Üblicherweise werden nach einer bestimmten Haftdauer schließlich Lockerungen gewährt. Seit Mitte 2011 hatte der Patient regelmäßigen Ausgang. Dem sollen sowohl die Ärzte als auch die Staatsanwaltschaft zugestimmt haben, teilte die Sozialverwaltung mit. Seit 2012 soll der Mann bei den häufigen Freigängen durch ein Forum im Internet den Kontakt zu dem damals noch 13 Jahre alten Mädchen aus Cottbus aufgebaut haben. Bei Ausgängen soll er sich dann in mindestens sieben Fällen an verschiedenen Orten mit dem Mädchen in Cottbus getroffen und es dabei missbraucht und vergewaltigt haben.
Aus dem Maßregelvollzug brechen selten Patienten aus. In den vergangenen drei Jahren gab es jeweils eine Flucht, in diesem Jahr nun zwei. Erst vor vier Wochen war ein 39 Jahre alter Rechtsradikaler kurz vor seinem Prozess geflohen. Der verwirrte Mann, der sich selbst als „Reichsbürger“ bezeichnet, soll Sprengstoff gehortet haben. Mit Hilfe eines nachgemachten Schlüssels entkam er durch ein Kellerfenster des Krankenhauses. Der Rechtsradikale ist noch immer auf der Flucht.

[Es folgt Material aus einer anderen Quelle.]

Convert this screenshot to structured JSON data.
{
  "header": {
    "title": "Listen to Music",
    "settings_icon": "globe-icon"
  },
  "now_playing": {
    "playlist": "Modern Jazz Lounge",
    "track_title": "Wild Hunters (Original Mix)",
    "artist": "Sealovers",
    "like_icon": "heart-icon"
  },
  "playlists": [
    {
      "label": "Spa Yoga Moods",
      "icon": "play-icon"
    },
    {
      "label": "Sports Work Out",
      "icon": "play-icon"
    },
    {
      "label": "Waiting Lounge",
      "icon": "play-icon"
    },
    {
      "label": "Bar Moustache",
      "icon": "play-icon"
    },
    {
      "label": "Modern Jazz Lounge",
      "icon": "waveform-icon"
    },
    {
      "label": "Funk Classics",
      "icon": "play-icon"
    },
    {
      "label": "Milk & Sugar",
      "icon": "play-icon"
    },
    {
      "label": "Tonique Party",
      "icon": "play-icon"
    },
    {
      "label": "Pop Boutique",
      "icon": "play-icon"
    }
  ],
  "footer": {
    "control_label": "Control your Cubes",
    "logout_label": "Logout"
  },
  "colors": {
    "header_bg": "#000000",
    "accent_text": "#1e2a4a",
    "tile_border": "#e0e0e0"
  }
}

Der Berliner Maßregelvollzug befindet sich auf Klinikgeländen in Reinickendorf und Buch. Insgesamt stehen rund 520 Betten zur Verfügung, allein 440 auf dem Areal der Karl-Bonhoeffer-Nervenklinik in Reinickendorf, die von Vivantes betrieben wird. Die Ärzte und Pfleger des Maßregelvollzugs sind allerdings nicht bei Vivantes angestellt, sondern bei der Senatsverwaltung.
Vor zwei Jahren war ein 32 Jahre alter Mann bereits zum zweiten Mal aus dem Maßregelvollzug in Buch ausgebrochen. Der drogensüchtige Straftäter hatte die Gitterstäbe am Badezimmerfenster eines anderen Patienten durchgesägt. Schon 2010 war der verurteilte Vergewaltiger geflohen. Damals soll er Bauchschmerzen simuliert haben und auf dem Weg zur Krankenstation trotz Handschellen losgelaufen sein. Dann sprang er vor der Klinik in ein wartendes Fluchtfahrzeug und entkam. Später sind er und seine Helfer festgenommen und verurteilt worden.

Statistisch brauchen immer mehr Verurteilte psychologische und medizinische Betreuung. Die Zahl der Häftlinge, für die das Gericht die Unterbringung im Maßregelvollzug angeordnet hat, ist in den vergangenen fünf Jahren um 20 Prozent gestiegen. Wiesen Berliner Gerichte 2008 rund 580 Täter in den Maßregelvollzug ein, werden es 2013 Schätzungen aus Justizkreisen zufolge wohl fast 700 Verurteilte sein.

Immer wieder hatte es Proteste von Anwohnern gegen Kliniken für Straftäter gegeben. Erst kürzlich hat ein Gericht nach einer Klage entschieden, dass in Weißensee vorerst kein Wohnhaus für psychisch kranke Straftäter eröffnet werden darf.